Steigende Zahlen auch beim Klassenprimus
Noch ist die Situation unter Kontrolle, aber auch in Italiens Problemregionen werden nun neue Restriktionen eingeführt
Vor weniger als zwei Wochen hatte Angela Merkel noch erklärt, dass sie sich „wohler fühlen würde“, wenn Deutschland eine ähnlich tiefe Sieben-Tages-Inzidenz wie Italien hätte. Diese lag an jenem Tag, am 3. Dezember, bei 130 Neuinfektionen pro 100 000 Einwohner, jene von Deutschland bei knapp 500. Und weil Lob aus Berlin Seltenheitswert hat, wurde das Zitat der damals noch geschäftsführenden deutsche Bundeskanzlerin von allen italienischen Medien gerne aufgegriffen und vielfach weiterverbreitet. Der Tenor: Normalerweise sind wir in den meisten Statistiken Europas ja das Schlusslicht – aber jetzt sind wir einmal Klassenprimus.
Insgesamt steht Italien nach wie vor vergleichsweise gut da – aber die vierte Welle hat nun definitiv auch das bisherige Covid-Musterland erfasst. Am Wochenende sind gleich zwei psychologische Schallmauern durchbrochen worden: Am Freitag und Samstag wurden erstmals seit über einem halben Jahr wieder mehr als 20 000 Neuinfektionen registriert, und am Freitag überstieg die Zahl der täglichen Toten die Grenze von 100. Die 7-Tage-Inzidenz, die Anfang Oktober noch bei 20 neuen Fällen lag, ist am Freitag auf 176 gestiegen. In Deutschland lag sie bei 442, in der Schweiz bei 790 und in Österreich, wo der Lockdown zu einem starken Rückgang der Fallzahlen geführt hat, bei 397.
Hohe Impfquote bewährt sich
Dank einer hohen Impfquote – mehr als 85 Prozent der über 12jährigen Italiener sind immunisiert – ist die Lage in den Krankenhäusern in den meisten Regionen noch undramatisch: Landesweit sind nur 8,5 Prozent der Intensivbetten und nur 10 Prozent der regulären Betten von Covid-19Patienten belegt.
Dennoch hat die Regierung von Mario Draghi bereits wieder das „Ampel-System“reaktiviert: Seit einer Woche sind Südtirol und die Region Friaul/Julisch-Venetien gelbe Zonen (mit Inzidenzen von über 500), und ab diesem Montag gesellt sich auch wieder Kalabrien, das ewige Sorgenkind Italiens, dazu.

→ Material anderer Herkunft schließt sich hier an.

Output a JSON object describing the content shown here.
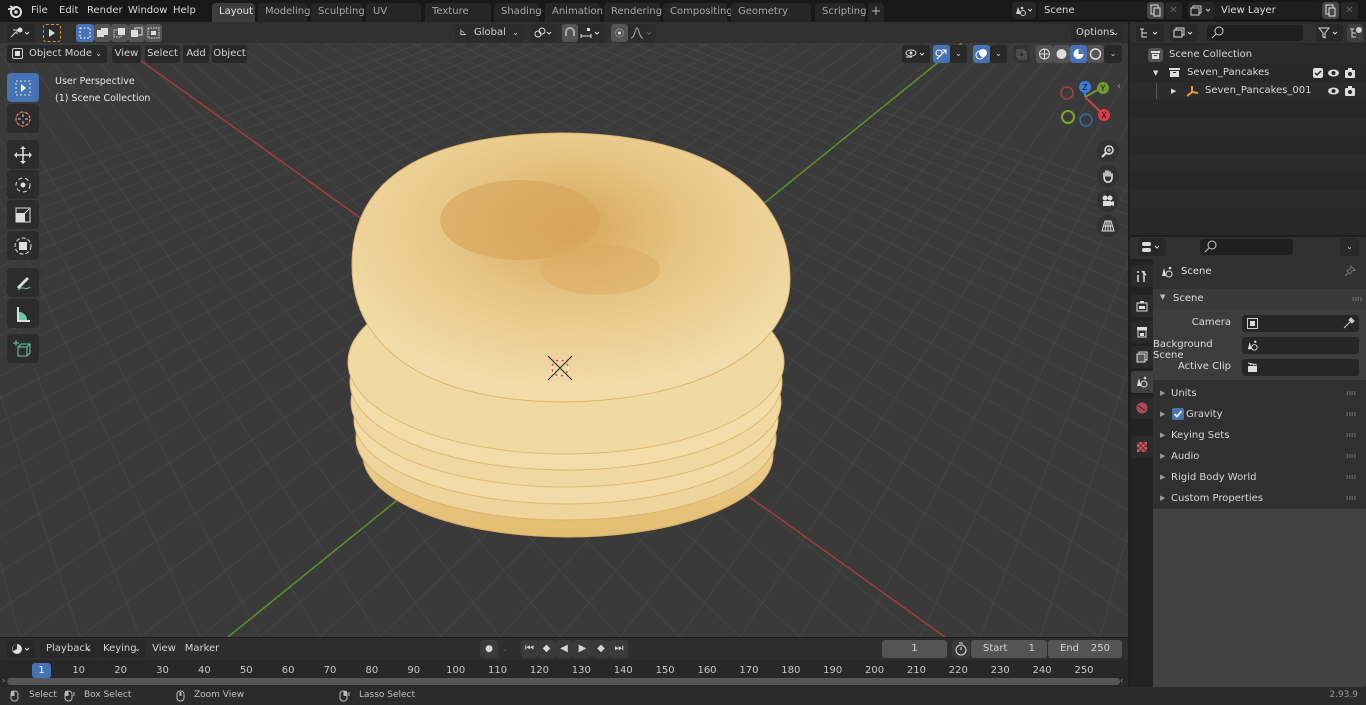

Trotz vergleichsweise sehr tiefen Fallzahlen ist in der armen und von Rom vernachlässigten Region die Lage in den wenigen Krankenhäusern bereits wieder angespannt. Bis Weihnachten könnten noch weitere Regionen zu gelben Zonen werden, insbesondere die Hauptstadtregion Latium, Ligurien und Venetien. In Italien, wo schon in den weißen Zonen – also dem allergrößten Teil des Landes – relativ strenge Anti-Covid-Regeln herrschen und wo seit Mitte Oktober 3G am Arbeitsplatz gilt, ist der Wechsel in die gelbe Zone mit relativ geringfügigen zusätzlichen Restriktionen verbunden.
Wohl keine Impfpflicht
Der wesentlichste Unterschied besteht darin, dass in gelben Zonen nicht nur in Innenräumen, sondern auch im Freien wieder Maskenpflicht gilt. Davon abgesehen ändert sich auch für die Skigebiete wie das Südtirol wenig: Für die
Skifreunde bedeutet dies: Die Anlagen bleiben in Betrieb, den Skipass gab es schon zuvor nur mit dem Green-Pass, also einem 3-GZertifikat. Für das Restaurant oder die Bar benötigt man nun aber den am 6. Dezember eingeführten Super-Green-Pass, ein 2-G-Zertifikat.
Gesundheitsminister Roberto Speranza sprach am Wochenende zwar von einer „nicht einfachen Situation“, in welcher sich das Land befinde – doch insgesamt verbreiten die Behörden vorsichtigen Optimismus. Experten rechnen derzeit nicht damit, dass wieder ganze Regionen zu orangen oder roten Zonen erklärt werden müssten; Ministerpräsident Mario Draghi hat unlängst durchblicken lassen, dass er nicht mehr mit der Notwendigkeit einer generellen Impfpflicht rechne, wie er das früher getan hatte.
Vielmehr setzt die Regierung weiterhin auf die Impfkampagne, die ab dem kommenden Donnerstag auch auf Kinder im Alter von fünf bis elf Jahren ausgeweitet wird. Das betrifft 3,6 Millionen „bambini“. Das Ziel der Regierung ist es, mindestens die Hälfte von ihnen zu impfen.